We present a new procedure, the pdf method (pdf=probability density function), for reconstructing Quaternary climate utilizing botanical data. The procedure includes the advantages of the indicator species method by considering the fossil and modern presence and absence of taxa rather than their frequencies, thus avoiding the need for modern analog plant communities. Overcoming the problematic use of absolute limits to describe climate response ranges is the main progress of the pdf method in comparison to the indicator species method. This advantage results from estimating probability density functions (pdfs) for monthly mean January and July temperature conditional on the present day occurrence of single taxa. Gaussian distributions sufficiently approximate pdfs of many, although not all, studied taxa.

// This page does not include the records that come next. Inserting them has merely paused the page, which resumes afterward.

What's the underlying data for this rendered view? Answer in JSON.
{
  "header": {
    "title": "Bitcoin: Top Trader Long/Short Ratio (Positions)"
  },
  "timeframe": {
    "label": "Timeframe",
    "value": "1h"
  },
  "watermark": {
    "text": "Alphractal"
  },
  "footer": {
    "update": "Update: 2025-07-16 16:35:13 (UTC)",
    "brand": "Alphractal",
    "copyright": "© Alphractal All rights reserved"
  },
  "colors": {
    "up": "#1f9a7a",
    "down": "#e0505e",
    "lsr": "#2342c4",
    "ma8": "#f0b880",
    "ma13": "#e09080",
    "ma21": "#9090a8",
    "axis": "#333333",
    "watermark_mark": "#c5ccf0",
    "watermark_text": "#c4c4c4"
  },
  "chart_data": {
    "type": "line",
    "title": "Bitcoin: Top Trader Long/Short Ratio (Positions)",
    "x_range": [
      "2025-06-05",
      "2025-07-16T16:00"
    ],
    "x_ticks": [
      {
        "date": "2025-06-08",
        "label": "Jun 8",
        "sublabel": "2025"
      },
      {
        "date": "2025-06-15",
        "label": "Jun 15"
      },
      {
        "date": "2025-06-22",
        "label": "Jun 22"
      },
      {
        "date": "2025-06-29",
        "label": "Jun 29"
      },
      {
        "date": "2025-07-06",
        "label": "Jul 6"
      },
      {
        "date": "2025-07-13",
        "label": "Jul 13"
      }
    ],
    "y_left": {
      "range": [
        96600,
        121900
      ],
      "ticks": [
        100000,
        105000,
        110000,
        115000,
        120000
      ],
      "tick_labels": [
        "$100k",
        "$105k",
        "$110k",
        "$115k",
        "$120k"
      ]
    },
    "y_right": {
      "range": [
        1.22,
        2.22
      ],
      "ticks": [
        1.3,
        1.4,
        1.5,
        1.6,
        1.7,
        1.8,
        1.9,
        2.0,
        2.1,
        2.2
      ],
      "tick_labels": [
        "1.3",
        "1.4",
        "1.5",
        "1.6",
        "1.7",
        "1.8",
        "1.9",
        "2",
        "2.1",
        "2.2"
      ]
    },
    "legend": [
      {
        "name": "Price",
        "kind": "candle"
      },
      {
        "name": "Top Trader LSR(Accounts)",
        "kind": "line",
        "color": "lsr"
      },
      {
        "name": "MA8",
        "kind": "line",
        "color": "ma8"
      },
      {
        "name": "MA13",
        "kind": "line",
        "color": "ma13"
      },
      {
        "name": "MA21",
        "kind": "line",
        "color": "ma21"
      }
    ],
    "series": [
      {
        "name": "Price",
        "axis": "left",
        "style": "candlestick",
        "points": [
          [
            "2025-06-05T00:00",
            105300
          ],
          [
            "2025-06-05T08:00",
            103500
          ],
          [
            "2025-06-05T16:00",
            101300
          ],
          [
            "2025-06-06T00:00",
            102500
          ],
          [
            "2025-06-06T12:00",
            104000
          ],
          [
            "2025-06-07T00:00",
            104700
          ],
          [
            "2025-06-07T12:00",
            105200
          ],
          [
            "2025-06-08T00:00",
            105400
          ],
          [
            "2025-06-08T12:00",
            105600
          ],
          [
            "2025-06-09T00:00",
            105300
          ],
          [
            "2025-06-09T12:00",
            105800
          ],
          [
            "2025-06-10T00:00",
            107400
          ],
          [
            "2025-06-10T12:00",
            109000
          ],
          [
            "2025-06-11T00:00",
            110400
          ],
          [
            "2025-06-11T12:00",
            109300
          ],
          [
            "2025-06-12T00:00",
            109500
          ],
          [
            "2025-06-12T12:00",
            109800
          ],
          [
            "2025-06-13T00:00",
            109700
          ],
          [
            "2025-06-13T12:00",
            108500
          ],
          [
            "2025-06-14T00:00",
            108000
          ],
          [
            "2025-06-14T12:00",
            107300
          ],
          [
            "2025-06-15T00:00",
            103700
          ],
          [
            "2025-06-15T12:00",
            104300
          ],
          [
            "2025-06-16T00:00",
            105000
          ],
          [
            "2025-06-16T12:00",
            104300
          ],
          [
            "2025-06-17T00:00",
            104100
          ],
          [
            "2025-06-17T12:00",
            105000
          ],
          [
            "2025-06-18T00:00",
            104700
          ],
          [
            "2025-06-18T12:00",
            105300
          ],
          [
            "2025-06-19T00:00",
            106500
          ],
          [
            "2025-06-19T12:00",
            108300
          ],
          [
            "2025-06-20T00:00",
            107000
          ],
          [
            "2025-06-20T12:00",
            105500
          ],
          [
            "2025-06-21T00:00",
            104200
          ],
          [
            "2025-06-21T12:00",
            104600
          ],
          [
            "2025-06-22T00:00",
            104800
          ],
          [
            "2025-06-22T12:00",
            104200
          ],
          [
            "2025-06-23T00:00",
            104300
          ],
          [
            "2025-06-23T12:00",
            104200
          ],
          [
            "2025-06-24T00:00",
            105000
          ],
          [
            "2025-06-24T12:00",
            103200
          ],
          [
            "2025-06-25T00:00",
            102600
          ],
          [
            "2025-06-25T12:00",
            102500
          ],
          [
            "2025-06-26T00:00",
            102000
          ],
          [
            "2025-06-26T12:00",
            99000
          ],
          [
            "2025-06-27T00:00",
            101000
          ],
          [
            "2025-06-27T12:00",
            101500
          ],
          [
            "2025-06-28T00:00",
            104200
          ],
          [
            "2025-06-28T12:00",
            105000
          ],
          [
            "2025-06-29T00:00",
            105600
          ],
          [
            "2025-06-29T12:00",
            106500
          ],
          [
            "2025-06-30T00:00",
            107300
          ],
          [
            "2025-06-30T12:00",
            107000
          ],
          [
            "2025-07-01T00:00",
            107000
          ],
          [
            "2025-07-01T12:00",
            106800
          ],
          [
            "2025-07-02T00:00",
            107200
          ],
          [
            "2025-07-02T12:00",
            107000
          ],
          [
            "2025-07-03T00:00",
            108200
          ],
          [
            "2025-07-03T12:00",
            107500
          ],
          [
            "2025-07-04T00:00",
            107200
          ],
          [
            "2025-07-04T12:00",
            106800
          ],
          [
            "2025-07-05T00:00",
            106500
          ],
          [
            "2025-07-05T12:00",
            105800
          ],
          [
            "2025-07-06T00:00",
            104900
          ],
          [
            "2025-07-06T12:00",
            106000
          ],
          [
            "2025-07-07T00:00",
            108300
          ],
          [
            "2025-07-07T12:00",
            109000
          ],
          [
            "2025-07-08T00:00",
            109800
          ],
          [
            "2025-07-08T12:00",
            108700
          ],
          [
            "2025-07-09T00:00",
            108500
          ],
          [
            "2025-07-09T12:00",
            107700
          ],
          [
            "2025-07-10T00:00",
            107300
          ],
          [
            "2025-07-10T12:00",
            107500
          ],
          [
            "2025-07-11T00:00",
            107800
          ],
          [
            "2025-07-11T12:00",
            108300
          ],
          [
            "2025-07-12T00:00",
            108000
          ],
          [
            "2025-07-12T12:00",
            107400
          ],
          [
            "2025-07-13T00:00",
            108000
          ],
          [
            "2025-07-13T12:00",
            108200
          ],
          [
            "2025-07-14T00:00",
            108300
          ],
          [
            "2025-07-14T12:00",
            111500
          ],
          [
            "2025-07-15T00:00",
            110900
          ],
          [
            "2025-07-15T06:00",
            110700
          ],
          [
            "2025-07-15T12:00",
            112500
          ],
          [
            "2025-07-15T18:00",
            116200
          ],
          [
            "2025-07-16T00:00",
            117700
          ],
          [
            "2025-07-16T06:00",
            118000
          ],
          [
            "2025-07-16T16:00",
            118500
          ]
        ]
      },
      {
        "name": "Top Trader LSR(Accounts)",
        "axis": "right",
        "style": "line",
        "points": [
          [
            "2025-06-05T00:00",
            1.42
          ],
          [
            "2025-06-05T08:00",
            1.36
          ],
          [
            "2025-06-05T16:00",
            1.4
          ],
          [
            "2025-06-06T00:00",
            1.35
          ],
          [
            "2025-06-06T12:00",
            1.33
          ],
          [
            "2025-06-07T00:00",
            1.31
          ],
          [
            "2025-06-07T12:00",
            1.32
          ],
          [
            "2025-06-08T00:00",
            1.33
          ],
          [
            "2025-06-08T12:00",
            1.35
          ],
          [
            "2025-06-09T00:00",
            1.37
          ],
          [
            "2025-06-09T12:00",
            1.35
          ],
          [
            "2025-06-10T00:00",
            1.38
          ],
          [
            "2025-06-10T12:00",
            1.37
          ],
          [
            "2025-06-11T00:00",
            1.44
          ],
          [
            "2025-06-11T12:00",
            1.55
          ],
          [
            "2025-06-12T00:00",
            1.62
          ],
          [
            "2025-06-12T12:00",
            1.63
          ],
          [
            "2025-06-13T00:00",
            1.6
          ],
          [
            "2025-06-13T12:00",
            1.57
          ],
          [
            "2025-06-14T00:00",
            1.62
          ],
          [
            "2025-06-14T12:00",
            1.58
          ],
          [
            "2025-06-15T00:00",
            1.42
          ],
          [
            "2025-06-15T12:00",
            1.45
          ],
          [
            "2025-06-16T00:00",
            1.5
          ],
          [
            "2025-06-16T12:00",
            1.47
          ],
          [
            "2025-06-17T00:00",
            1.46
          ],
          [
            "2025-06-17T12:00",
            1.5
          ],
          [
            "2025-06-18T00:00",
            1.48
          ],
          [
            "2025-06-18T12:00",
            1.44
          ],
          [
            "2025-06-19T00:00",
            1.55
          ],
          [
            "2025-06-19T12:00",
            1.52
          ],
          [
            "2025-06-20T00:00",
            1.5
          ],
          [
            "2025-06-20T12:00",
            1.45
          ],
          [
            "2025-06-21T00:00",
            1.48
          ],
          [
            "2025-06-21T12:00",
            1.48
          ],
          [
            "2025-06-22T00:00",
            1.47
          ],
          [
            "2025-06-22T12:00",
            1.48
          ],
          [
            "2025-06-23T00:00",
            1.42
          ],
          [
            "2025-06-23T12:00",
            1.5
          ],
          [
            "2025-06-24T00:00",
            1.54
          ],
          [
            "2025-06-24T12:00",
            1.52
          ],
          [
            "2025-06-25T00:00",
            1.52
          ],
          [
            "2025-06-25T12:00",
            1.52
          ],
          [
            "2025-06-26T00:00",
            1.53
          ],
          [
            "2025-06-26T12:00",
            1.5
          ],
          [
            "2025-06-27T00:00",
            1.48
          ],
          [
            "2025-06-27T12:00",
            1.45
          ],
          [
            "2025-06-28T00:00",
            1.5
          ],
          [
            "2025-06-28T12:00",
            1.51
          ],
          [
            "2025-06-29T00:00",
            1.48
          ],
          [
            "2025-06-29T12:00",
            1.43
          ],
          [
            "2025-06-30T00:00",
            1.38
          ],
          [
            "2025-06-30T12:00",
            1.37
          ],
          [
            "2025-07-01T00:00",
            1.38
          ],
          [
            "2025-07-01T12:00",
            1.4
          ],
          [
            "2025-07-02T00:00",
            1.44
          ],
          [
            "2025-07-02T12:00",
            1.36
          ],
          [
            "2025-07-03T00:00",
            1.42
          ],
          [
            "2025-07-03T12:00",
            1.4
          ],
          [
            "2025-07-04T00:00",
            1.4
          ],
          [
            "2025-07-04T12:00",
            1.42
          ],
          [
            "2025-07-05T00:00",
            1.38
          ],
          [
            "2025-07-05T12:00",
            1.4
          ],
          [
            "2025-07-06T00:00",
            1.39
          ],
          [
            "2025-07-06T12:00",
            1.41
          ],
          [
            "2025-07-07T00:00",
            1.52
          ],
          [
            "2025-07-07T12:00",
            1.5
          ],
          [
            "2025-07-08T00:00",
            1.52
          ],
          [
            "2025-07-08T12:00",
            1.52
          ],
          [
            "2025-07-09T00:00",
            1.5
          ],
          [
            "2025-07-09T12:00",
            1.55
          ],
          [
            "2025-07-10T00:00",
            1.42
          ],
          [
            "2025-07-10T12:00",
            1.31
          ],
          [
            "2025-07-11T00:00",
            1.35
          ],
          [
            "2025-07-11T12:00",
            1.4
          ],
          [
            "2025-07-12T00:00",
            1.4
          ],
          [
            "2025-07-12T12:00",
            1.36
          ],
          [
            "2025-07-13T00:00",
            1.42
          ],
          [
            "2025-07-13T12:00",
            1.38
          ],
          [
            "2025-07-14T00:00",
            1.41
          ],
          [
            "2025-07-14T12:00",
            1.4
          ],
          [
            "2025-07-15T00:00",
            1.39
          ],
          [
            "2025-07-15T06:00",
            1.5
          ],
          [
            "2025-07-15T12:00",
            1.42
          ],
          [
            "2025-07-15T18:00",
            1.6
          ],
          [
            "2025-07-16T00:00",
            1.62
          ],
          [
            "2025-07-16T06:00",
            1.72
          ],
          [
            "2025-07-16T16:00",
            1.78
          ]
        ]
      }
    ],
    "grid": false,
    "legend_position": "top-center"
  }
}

On the assumption of statistical independence, the procedure calculates a joint pdf as the product of the pdfs of the individual taxa. This algorithm weights each taxon according to the extent of its climate response range expressed by its covariance structure. We interpret the maximum of the resulting pdf as the most likely climate and its confidence interval as the uncertainty range. To avoid an artificial reduction of uncertainty arising from the use of numerous similar pdfs, a preselection method is proposed based on the Mahalanobis distance between pdfs. The pdf method was applied to the Carpinus phase of a profile from Gröbern, Germany, that spans the last interglaciation (Eemian). The reconstructed most probable January and July temperatures of about 0.0°C and 18.4°C barely differ from the modern values of −0.5°C and 18.3°C.